Current dataset includes records for 2014-2024 AND records for cyber events reported on (i.e., publication date of media source as opposed to the actual date the cyber event occurred) in January and August 2025.
Enhancements to the Cyber Events Database: We now leverage the Global Database of Events, Language, and Tone (GDELT) Project’s Web News NGrams 3.0 and Article List datasets for monitoring of global news to identify candidate cyber events.
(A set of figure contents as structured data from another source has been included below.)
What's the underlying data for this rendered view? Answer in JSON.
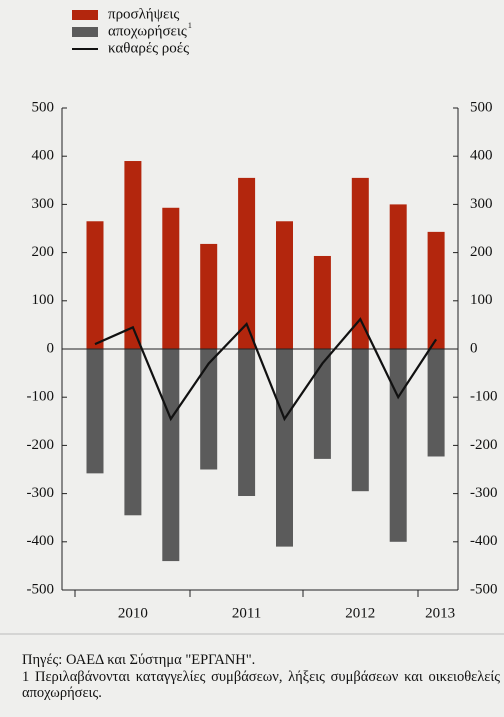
{
  "chart_data": {
    "type": "bar_line",
    "categories": [
      null,
      "2010",
      null,
      null,
      "2011",
      null,
      null,
      "2012",
      null,
      "2013"
    ],
    "series": [
      {
        "name": "προσλήψεις",
        "color": "#b3260d",
        "kind": "bar",
        "values": [
          265,
          390,
          293,
          218,
          355,
          265,
          193,
          355,
          300,
          243
        ]
      },
      {
        "name": "αποχωρήσεις",
        "footnote_mark": "1",
        "color": "#5b5b5b",
        "kind": "bar",
        "values": [
          -258,
          -345,
          -440,
          -250,
          -305,
          -410,
          -228,
          -295,
          -400,
          -223
        ]
      },
      {
        "name": "καθαρές ροές",
        "color": "#111111",
        "kind": "line",
        "values": [
          10,
          45,
          -145,
          -30,
          52,
          -145,
          -30,
          62,
          -100,
          20
        ]
      }
    ],
    "ylim": [
      -500,
      500
    ],
    "yticks": [
      -500,
      -400,
      -300,
      -200,
      -100,
      0,
      100,
      200,
      300,
      400,
      500
    ]
  },
  "notes": {
    "source": "Πηγές: ΟΑΕΔ και Σύστημα \"ΕΡΓΑΝΗ\".",
    "footnote": "1 Περιλαβάνονται καταγγελίες συμβάσεων, λήξεις συμβάσεων και οικειοθελείς αποχωρήσεις."
  }
}
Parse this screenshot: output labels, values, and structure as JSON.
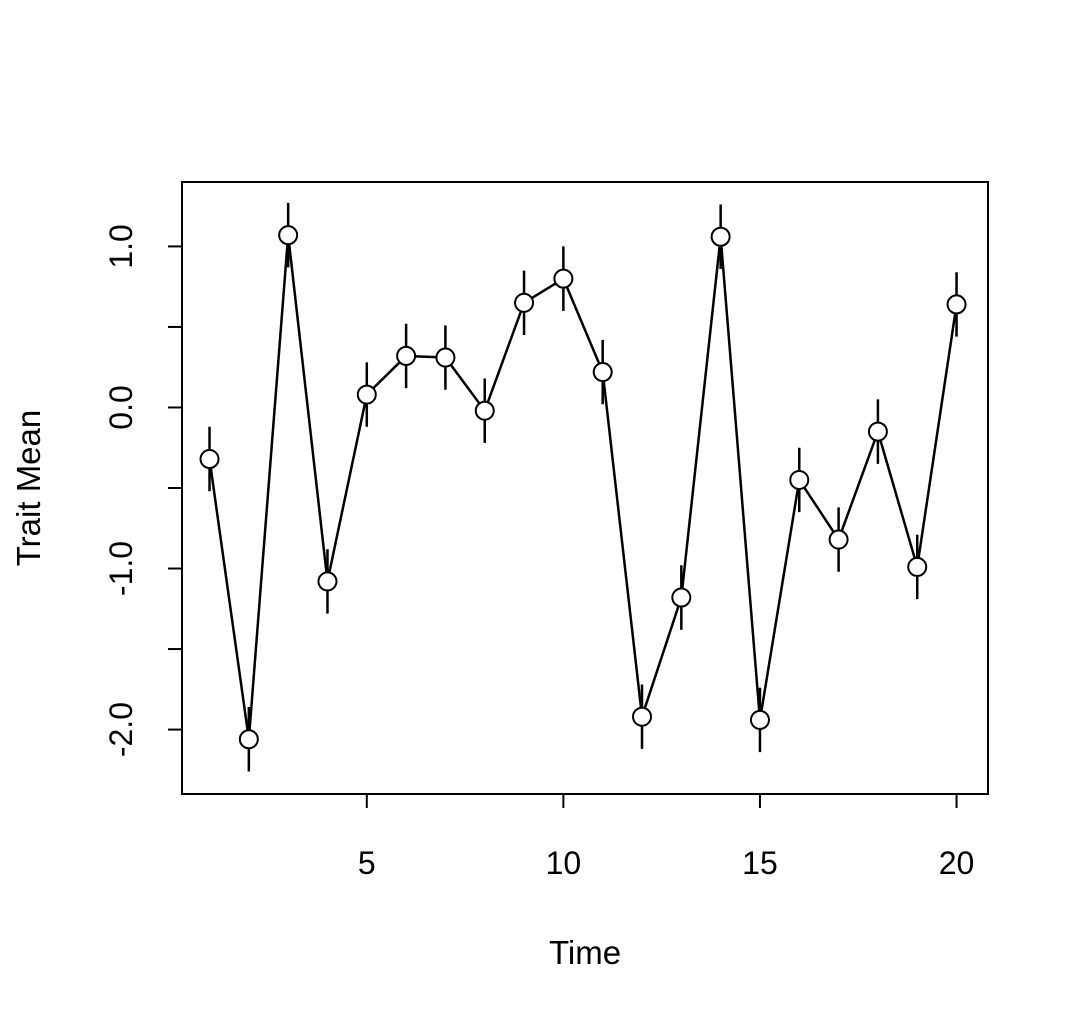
{
  "chart_data": {
    "type": "line",
    "title": "",
    "xlabel": "Time",
    "ylabel": "Trait Mean",
    "xlim": [
      0.3,
      20.8
    ],
    "ylim": [
      -2.4,
      1.4
    ],
    "x_ticks": [
      5,
      10,
      15,
      20
    ],
    "x_tick_labels": [
      "5",
      "10",
      "15",
      "20"
    ],
    "y_ticks": [
      -2.0,
      -1.5,
      -1.0,
      -0.5,
      0.0,
      0.5,
      1.0
    ],
    "y_tick_labels": [
      "-2.0",
      "",
      "-1.0",
      "",
      "0.0",
      "",
      "1.0"
    ],
    "grid": false,
    "series": [
      {
        "x": [
          1,
          2,
          3,
          4,
          5,
          6,
          7,
          8,
          9,
          10,
          11,
          12,
          13,
          14,
          15,
          16,
          17,
          18,
          19,
          20
        ],
        "y": [
          -0.32,
          -2.06,
          1.07,
          -1.08,
          0.08,
          0.32,
          0.31,
          -0.02,
          0.65,
          0.8,
          0.22,
          -1.92,
          -1.18,
          1.06,
          -1.94,
          -0.45,
          -0.82,
          -0.15,
          -0.99,
          0.64
        ],
        "error": [
          0.2,
          0.2,
          0.2,
          0.2,
          0.2,
          0.2,
          0.2,
          0.2,
          0.2,
          0.2,
          0.2,
          0.2,
          0.2,
          0.2,
          0.2,
          0.2,
          0.2,
          0.2,
          0.2,
          0.2
        ]
      }
    ],
    "colors": {
      "line": "#000000",
      "marker_fill": "#ffffff",
      "marker_stroke": "#000000"
    }
  }
}
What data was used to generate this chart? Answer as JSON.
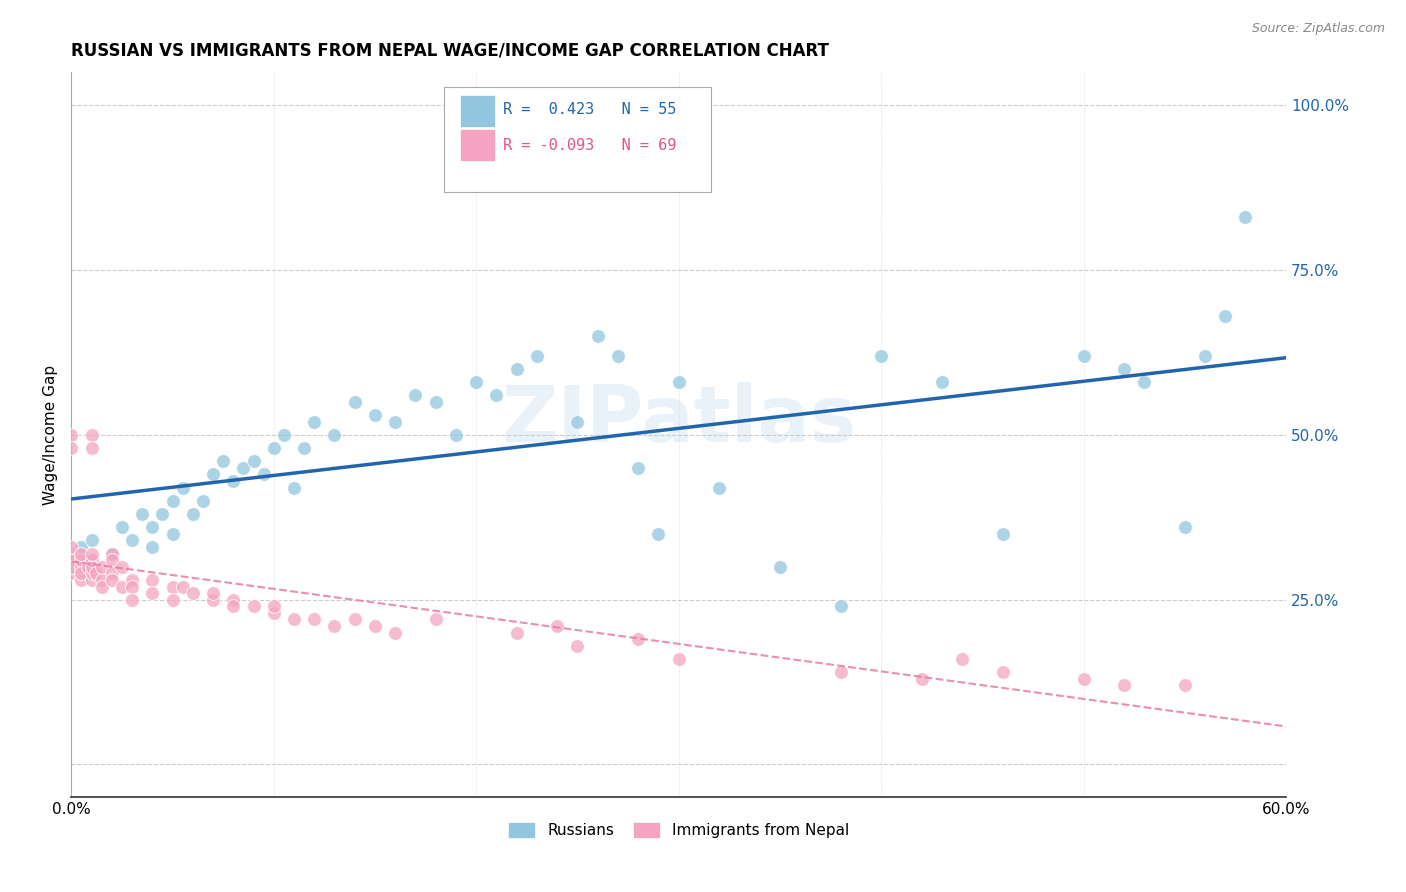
{
  "title": "RUSSIAN VS IMMIGRANTS FROM NEPAL WAGE/INCOME GAP CORRELATION CHART",
  "source": "Source: ZipAtlas.com",
  "ylabel": "Wage/Income Gap",
  "watermark": "ZIPatlas",
  "legend_r1": "R =  0.423",
  "legend_n1": "N = 55",
  "legend_r2": "R = -0.093",
  "legend_n2": "N = 69",
  "blue_color": "#92c5de",
  "pink_color": "#f4a4c0",
  "blue_line_color": "#2166ac",
  "pink_line_color": "#e87aaa",
  "grid_color": "#cccccc",
  "background_color": "#ffffff",
  "russians_label": "Russians",
  "nepal_label": "Immigrants from Nepal",
  "xlim": [
    0.0,
    0.6
  ],
  "ylim": [
    -0.05,
    1.05
  ],
  "yticks": [
    0.25,
    0.5,
    0.75,
    1.0
  ],
  "ytick_labels": [
    "25.0%",
    "50.0%",
    "75.0%",
    "100.0%"
  ],
  "blue_x": [
    0.005,
    0.01,
    0.02,
    0.025,
    0.03,
    0.035,
    0.04,
    0.04,
    0.045,
    0.05,
    0.05,
    0.055,
    0.06,
    0.065,
    0.07,
    0.075,
    0.08,
    0.085,
    0.09,
    0.095,
    0.1,
    0.105,
    0.11,
    0.115,
    0.12,
    0.13,
    0.14,
    0.15,
    0.16,
    0.17,
    0.18,
    0.19,
    0.2,
    0.21,
    0.22,
    0.23,
    0.25,
    0.26,
    0.27,
    0.28,
    0.29,
    0.3,
    0.32,
    0.35,
    0.38,
    0.4,
    0.43,
    0.46,
    0.5,
    0.52,
    0.53,
    0.55,
    0.56,
    0.57,
    0.58
  ],
  "blue_y": [
    0.33,
    0.34,
    0.32,
    0.36,
    0.34,
    0.38,
    0.33,
    0.36,
    0.38,
    0.35,
    0.4,
    0.42,
    0.38,
    0.4,
    0.44,
    0.46,
    0.43,
    0.45,
    0.46,
    0.44,
    0.48,
    0.5,
    0.42,
    0.48,
    0.52,
    0.5,
    0.55,
    0.53,
    0.52,
    0.56,
    0.55,
    0.5,
    0.58,
    0.56,
    0.6,
    0.62,
    0.52,
    0.65,
    0.62,
    0.45,
    0.35,
    0.58,
    0.42,
    0.3,
    0.24,
    0.62,
    0.58,
    0.35,
    0.62,
    0.6,
    0.58,
    0.36,
    0.62,
    0.68,
    0.83
  ],
  "pink_x": [
    0.0,
    0.0,
    0.0,
    0.0,
    0.0,
    0.0,
    0.005,
    0.005,
    0.005,
    0.005,
    0.005,
    0.008,
    0.01,
    0.01,
    0.01,
    0.01,
    0.01,
    0.01,
    0.01,
    0.01,
    0.012,
    0.015,
    0.015,
    0.015,
    0.02,
    0.02,
    0.02,
    0.02,
    0.025,
    0.025,
    0.03,
    0.03,
    0.03,
    0.04,
    0.04,
    0.05,
    0.05,
    0.055,
    0.06,
    0.07,
    0.07,
    0.08,
    0.08,
    0.09,
    0.1,
    0.1,
    0.11,
    0.12,
    0.13,
    0.14,
    0.15,
    0.16,
    0.18,
    0.22,
    0.24,
    0.25,
    0.28,
    0.3,
    0.38,
    0.42,
    0.44,
    0.46,
    0.5,
    0.52,
    0.55,
    0.0,
    0.0,
    0.01,
    0.01
  ],
  "pink_y": [
    0.32,
    0.3,
    0.31,
    0.29,
    0.33,
    0.3,
    0.28,
    0.3,
    0.31,
    0.29,
    0.32,
    0.3,
    0.3,
    0.31,
    0.28,
    0.3,
    0.29,
    0.31,
    0.3,
    0.32,
    0.29,
    0.28,
    0.3,
    0.27,
    0.32,
    0.31,
    0.29,
    0.28,
    0.27,
    0.3,
    0.28,
    0.27,
    0.25,
    0.28,
    0.26,
    0.27,
    0.25,
    0.27,
    0.26,
    0.25,
    0.26,
    0.25,
    0.24,
    0.24,
    0.23,
    0.24,
    0.22,
    0.22,
    0.21,
    0.22,
    0.21,
    0.2,
    0.22,
    0.2,
    0.21,
    0.18,
    0.19,
    0.16,
    0.14,
    0.13,
    0.16,
    0.14,
    0.13,
    0.12,
    0.12,
    0.5,
    0.48,
    0.5,
    0.48
  ]
}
This identification process supplements our original data scraping approach beginning with date from January 2025. This allows us to:
- Expand our coverage
- Improve our tracking of non-English language sources
- Provide monthly updates with the previous month's cyber event records (with new data released on the second Wednesday of every month)
Additionally, we have several new variables, including:
- Identify events without GDELT (original_method) – To allow researchers to control for differences in data collection methods when analyzing trends across the entire dataset (2014–present) and account for the shift to GDELT in 2025 an Integer (0 or 1) indicates whether the event data was collected using the original web scraping method (pre-GDELT, before January 2025) or the GDELT-based method (January 2025 onward).
- Date of publication (reported_date): The date, in DD-MM-YYY format, the media source published the article identifying the relevant cyber event. This is different from event_date which is the date or estimated date a cyber event actually occurred.
- Severity measures for disruptive events (magnitude, duration, scope) – Qualitative and quantitative information that describes the magnitude, duration, and/ or scope of the cyber event.
- Severity measures for exploitive events (ip, org_data, cust_data) – Qualitative and quantitative information describing the type i.e., intellectual property, organizational, and/or customer, and amount of data compromised.
Our newest data release includes records for cyber events reported on in January and August 2025. Please note that our month variable uses the month reported in event_date, which is the actual or estimated date the cyber event occurred. Therefore, you will see many months in 2025 represented in the month column. Nonetheless, we are still in the process of coding data for events reported on from February through July 2025. Our team is working diligently to backfill all of 2025 using our new data collection method and will do so incrementally over several weeks.
You can also expect a monthly update with the previous month's events coded and posted on the second Wednesday of the following month. For example, our Wednesday, October 8, 2025 update will include cyber events reported on in September 2025 and so on.